Account Governance and Security
-
IAM (Identity and Access Management): A service
that manages user permissions and security policies for AWS resources.
It controls who can access SageMaker, S3, and EC2, and what actions they
can perform.
-
IAM Role: A security identity in AWS that grants
specific permissions to users, applications, or services. Instead of
assigning direct permissions to a user, an IAM role allows a service
like SageMaker or EC2 to access other AWS resources (e.g., an EC2
instance reading data from an S3 bucket).
-
Relation to Bucket Policy: IAM roles grant
permissions at the AWS account level, while bucket policies control
access at the bucket level. Both must be configured correctly for secure
and functional data access.
-
Relation to Bucket Policy: IAM roles grant
permissions at the AWS account level, while bucket policies control
access at the bucket level. Both must be configured correctly for secure
and functional data access.
-
Bucket Policy: A set of rules attached to an S3
bucket that define access permissions.
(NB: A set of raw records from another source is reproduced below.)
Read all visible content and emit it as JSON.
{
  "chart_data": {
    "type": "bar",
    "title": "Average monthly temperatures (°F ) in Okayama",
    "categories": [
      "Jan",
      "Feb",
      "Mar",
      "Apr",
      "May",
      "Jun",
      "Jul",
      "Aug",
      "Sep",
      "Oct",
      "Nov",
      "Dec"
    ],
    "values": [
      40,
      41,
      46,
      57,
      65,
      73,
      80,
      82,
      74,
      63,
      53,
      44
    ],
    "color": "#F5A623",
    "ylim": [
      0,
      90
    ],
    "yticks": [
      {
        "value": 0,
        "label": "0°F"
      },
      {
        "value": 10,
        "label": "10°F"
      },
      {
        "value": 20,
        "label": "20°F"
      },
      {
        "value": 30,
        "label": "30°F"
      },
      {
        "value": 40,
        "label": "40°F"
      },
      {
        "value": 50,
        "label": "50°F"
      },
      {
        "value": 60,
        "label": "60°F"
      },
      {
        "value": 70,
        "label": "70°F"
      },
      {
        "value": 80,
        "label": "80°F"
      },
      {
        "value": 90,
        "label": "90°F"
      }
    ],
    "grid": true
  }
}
Bucket policies allow
administrators to specify who can read, write, or manage objects in a
bucket. They work in conjunction with IAM roles—a user or
service must have both IAM role permissions and a bucket policy that
grants access to perform actions on an S3 bucket.
-
Access Control List (ACLs): A legacy method for
defining access to individual objects in an S3 bucket. AWS now
recommends using bucket policies and IAM roles for
managing access more securely.
-
AWS Organizations: A management service that allows
multiple AWS accounts to be grouped together under a central
organization, enabling consolidated billing and centralized policy
enforcement.
-
Service Quotas: AWS places default limits on the
usage of certain resources (e.g., maximum number of EC2 instances).
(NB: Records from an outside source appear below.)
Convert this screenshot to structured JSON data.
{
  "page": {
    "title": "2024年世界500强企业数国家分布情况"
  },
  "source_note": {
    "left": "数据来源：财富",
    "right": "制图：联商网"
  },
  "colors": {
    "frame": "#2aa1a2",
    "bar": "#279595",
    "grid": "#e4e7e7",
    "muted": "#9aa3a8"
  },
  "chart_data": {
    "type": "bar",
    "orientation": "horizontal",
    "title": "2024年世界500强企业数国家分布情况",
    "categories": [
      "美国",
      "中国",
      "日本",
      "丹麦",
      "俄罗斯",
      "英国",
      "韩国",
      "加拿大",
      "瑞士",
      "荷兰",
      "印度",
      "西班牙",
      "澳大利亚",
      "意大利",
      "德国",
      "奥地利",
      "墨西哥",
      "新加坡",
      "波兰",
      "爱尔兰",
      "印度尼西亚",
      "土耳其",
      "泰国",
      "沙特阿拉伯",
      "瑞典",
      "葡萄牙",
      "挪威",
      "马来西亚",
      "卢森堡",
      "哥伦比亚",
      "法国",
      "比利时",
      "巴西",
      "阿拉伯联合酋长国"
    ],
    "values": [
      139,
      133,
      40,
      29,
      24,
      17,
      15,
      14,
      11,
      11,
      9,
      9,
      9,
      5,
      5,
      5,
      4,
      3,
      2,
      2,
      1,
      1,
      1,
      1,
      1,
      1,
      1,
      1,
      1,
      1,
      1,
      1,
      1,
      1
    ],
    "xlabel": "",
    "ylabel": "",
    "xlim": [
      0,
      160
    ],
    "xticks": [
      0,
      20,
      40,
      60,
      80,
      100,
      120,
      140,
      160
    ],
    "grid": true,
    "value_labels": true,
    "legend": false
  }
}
Service quotas can be increased upon request, but understanding these
limits helps prevent unexpected interruptions.
- Billing Alerts: AWS allows users to set cost monitoring and budget alerts to track spending and avoid unexpected charges.
Data Storage and Management
-
S3 (Simple Storage Service): A scalable storage
service where you can store datasets, models, and other files. S3 is
commonly used to store data that will be processed by SageMaker.
-
S3 Bucket: A container in S3 where data is stored.
Think of it like a folder, but with more scalability and security
options. Data is accessed via unique S3 URIs (e.g.,
s3://your-bucket-name/your-file.csv
). -
S3 URI or Object URI: The Uniform Resource
Identifier (URI) is a unique address that specifies the location of the
file within S3 (e.g.,
s3://doejohn-titanic-s3/titanic_train.csv
). This URI is essential for referencing data in AWS services like SageMaker, where it will be used to load data for processing and model training. - Elastic Block Store (EBS): Persistent storage volumes attached to EC2 instances. Unlike S3, which is an object store, EBS provides block-level storage and is commonly used for databases or applications requiring high-speed storage.
SageMaker and Machine Learning Workflows
-
SageMaker: A managed machine learning platform in
AWS that provides tools for building, training, and deploying ML models.
It simplifies the process of running ML workloads on the cloud.
-
SageMaker Notebook Instance or Notebook
Instance for short: A Jupyter notebook environment hosted on
AWS. It provides a pre-configured setup for writing and running Python
code, accessing data, and training models.
-
Controller: In this workshop, we use the term
“controller” to describe how a SageMaker Notebook Instance is used to
launch and manage training jobs, inference endpoints, and other AWS
services. Rather than performing all computations within the notebook
itself, the notebook acts as a high-level interface to configure and
execute cloud-based ML workflows.
- SageMaker Training Job: A managed process in SageMaker where a model is trained on a specified dataset using EC2 instances. Training jobs can be configured to use GPUs or multiple instances for scalability.
- Hyperparameter Tuning Job: A SageMaker feature that automatically tests different hyperparameter values to find the best-performing model configuration.